Kemudian Soekarno mengajak Soebardjo serta Tan dan Iwa untuk bertemu di rumah Soebardjo keesokan harinya. Hatta kemudian menyampaikan mengapa usulan Soekarno ditolak. Usul tersebut akhirnya diterima, Soekarno meminta Soebardjo mengetik Testamen yang sudah disusun kata-katanya oleh Tan. Testamen tersebut dibuat rangkap 3, 2 diberikan ke Soebardjo ditugasi untuk memberikan kepada Sjahrir dan Wongsonegoro dan yang satu lagi diberikan kepada Tan berserta teks proklamasi yang diketik Sayuti Melik. Setelah diberikan Testamen dan teks proklamasi tersebut, Tan Malaka ditugaskan untuk keliling pulau jawa untuk memperkenalkan dirinya kepada rakyat.
Ditengah perjalan tugasnya untuk memperkenalkan diri kepada rakyat, Tan ditangkap di madiun pada tanggal 17 maret 1946. Ia ditangkap karena jalur yang diambil Tan untuk menghadapi Belanda lebih keras dan sering mengacau perundingan karena jalur yang diambil Perdana Menteri Sjahrir pada waktu itu lewat perundingan yang banyak merugikan rakyat Indonesia. Hal ini lah yang membuat Amir Syarifudin yang waktu itu menjabat sebagai Mentri pertahanan mengamankan Tan. Sekitar 2 tahun lebih Tan di penjara, ini masa penahanan yang lebih lama ketimbang ia ditahan oleh masa pendudukan Belanda di Indonesia.
Testamen berserta teks Proklamasi sempat dititipkan kepada Maruto yang waktu itu menjabat BPKNIP di Yogyakarta melalui kurir. Setelah Tan malaka dibebaskan, Maruto mengembalikan Tes€tamen dan naskah proklamasi tersebut kepada Tan Malaka. Selanjutnya Tan Malaka memutuskan untuk bergerilya ke jawa timur sekitar November 1948, Kemudian Soedirman memberikan surat pengatar dan satu regu pengawal. Surat dari soedirman itu di serahkan ke Panglima Divisi Jawa Timur Jendral Sungkono. Oleh Sungkono Tan dianjurkan bergerak ke Kepanjen, Malang Selatan.Tapi$ Tan memutuskan pergi ke Kediri. Disinilah perjuangan seorang Tan Malaka berakhir karena ia di eksekusi pada tanggal 21 februari 1949.

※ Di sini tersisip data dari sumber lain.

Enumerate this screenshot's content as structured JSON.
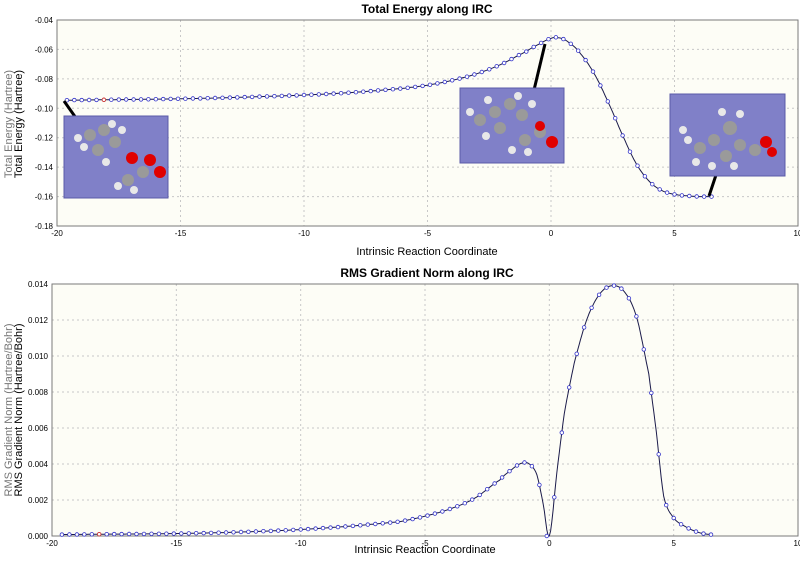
{
  "chart_data": [
    {
      "type": "line",
      "title": "Total Energy along IRC",
      "xlabel": "Intrinsic Reaction Coordinate",
      "ylabel": "Total Energy (Hartree)",
      "ylabel_ghost": "Total Energy (Hartree)",
      "xlim": [
        -20,
        10
      ],
      "ylim": [
        -0.18,
        -0.04
      ],
      "xticks": [
        -20,
        -15,
        -10,
        -5,
        0,
        5,
        10
      ],
      "yticks": [
        -0.18,
        -0.16,
        -0.14,
        -0.12,
        -0.1,
        -0.08,
        -0.06,
        -0.04
      ],
      "ytick_labels": [
        "-0.18",
        "-0.16",
        "-0.14",
        "-0.12",
        "-0.10",
        "-0.08",
        "-0.06",
        "-0.04"
      ],
      "grid": true,
      "marker_step": 0.3,
      "selected_x": -18.2,
      "curve_points": [
        [
          -19.6,
          -0.0945
        ],
        [
          -18,
          -0.0942
        ],
        [
          -16,
          -0.0938
        ],
        [
          -14,
          -0.0932
        ],
        [
          -12,
          -0.0922
        ],
        [
          -10,
          -0.091
        ],
        [
          -8,
          -0.0892
        ],
        [
          -6,
          -0.0865
        ],
        [
          -5,
          -0.0843
        ],
        [
          -4,
          -0.081
        ],
        [
          -3,
          -0.0765
        ],
        [
          -2,
          -0.07
        ],
        [
          -1,
          -0.0615
        ],
        [
          -0.5,
          -0.0565
        ],
        [
          0,
          -0.0525
        ],
        [
          0.3,
          -0.052
        ],
        [
          0.7,
          -0.055
        ],
        [
          1.2,
          -0.063
        ],
        [
          1.8,
          -0.078
        ],
        [
          2.4,
          -0.099
        ],
        [
          3,
          -0.122
        ],
        [
          3.5,
          -0.139
        ],
        [
          4,
          -0.15
        ],
        [
          4.5,
          -0.156
        ],
        [
          5,
          -0.1585
        ],
        [
          5.5,
          -0.1595
        ],
        [
          6,
          -0.16
        ],
        [
          6.5,
          -0.16
        ]
      ],
      "structures": [
        {
          "name": "reactant",
          "anchor": [
            -19.5,
            -0.0945
          ]
        },
        {
          "name": "transition-state",
          "anchor": [
            -0.3,
            -0.0545
          ]
        },
        {
          "name": "product",
          "anchor": [
            6.5,
            -0.16
          ]
        }
      ]
    },
    {
      "type": "line",
      "title": "RMS Gradient Norm along IRC",
      "xlabel": "Intrinsic Reaction Coordinate",
      "ylabel": "RMS Gradient Norm (Hartree/Bohr)",
      "ylabel_ghost": "RMS Gradient Norm (Hartree/Bohr)",
      "xlim": [
        -20,
        10
      ],
      "ylim": [
        0,
        0.014
      ],
      "xticks": [
        -20,
        -15,
        -10,
        -5,
        0,
        5,
        10
      ],
      "yticks": [
        0,
        0.002,
        0.004,
        0.006,
        0.008,
        0.01,
        0.012,
        0.014
      ],
      "ytick_labels": [
        "0.000",
        "0.002",
        "0.004",
        "0.006",
        "0.008",
        "0.010",
        "0.012",
        "0.014"
      ],
      "grid": true,
      "marker_step": 0.3,
      "selected_x": -18.2,
      "curve_points": [
        [
          -19.6,
          8e-05
        ],
        [
          -18,
          0.0001
        ],
        [
          -16,
          0.00012
        ],
        [
          -14,
          0.00016
        ],
        [
          -12,
          0.00024
        ],
        [
          -10,
          0.00036
        ],
        [
          -8,
          0.00055
        ],
        [
          -6,
          0.0008
        ],
        [
          -5,
          0.0011
        ],
        [
          -4,
          0.0015
        ],
        [
          -3,
          0.0021
        ],
        [
          -2,
          0.0031
        ],
        [
          -1.5,
          0.0037
        ],
        [
          -1.1,
          0.00405
        ],
        [
          -0.8,
          0.004
        ],
        [
          -0.5,
          0.0034
        ],
        [
          -0.25,
          0.0018
        ],
        [
          0,
          0.0
        ],
        [
          0.3,
          0.0035
        ],
        [
          0.6,
          0.0068
        ],
        [
          1,
          0.0096
        ],
        [
          1.5,
          0.012
        ],
        [
          2,
          0.0134
        ],
        [
          2.5,
          0.0139
        ],
        [
          3,
          0.0136
        ],
        [
          3.5,
          0.0122
        ],
        [
          4,
          0.009
        ],
        [
          4.3,
          0.0058
        ],
        [
          4.6,
          0.0022
        ],
        [
          5,
          0.001
        ],
        [
          5.5,
          0.0005
        ],
        [
          6,
          0.0002
        ],
        [
          6.5,
          8e-05
        ]
      ]
    }
  ]
}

Setelah itu isu tentang testamen tersebut semakin menghilang. Sekitar tahun 1970 isu ini menghangat dan banyak opini-opini yang bermacama-macam. Kemudian munculah surat pembaca dari S.K Trimurti yaitu mantan istri Sayuti pada akhir oktober 1974 di harian Sinar Harapan. Trimurti menceritakan bahwa pada akhir tahun 1964 Syamsu Harya Udaya yang merupakan tokoh partai Murba yang didirikan Tan, itu mengaku menyimpan Testamen dan naskah proklamasi. Kemudian Trimurti bersama Syamsu menemui Aidit yang dikenal dekat dengan Presiden Soekarno. Soekarno mengundang ketiganya ke Istana Negara, kemudian Trimurti memberikan seluruh naskah. Kemudian Bung Karno merobek-robek testamen dan membakarnya sementara teks proklamasi disimpannya.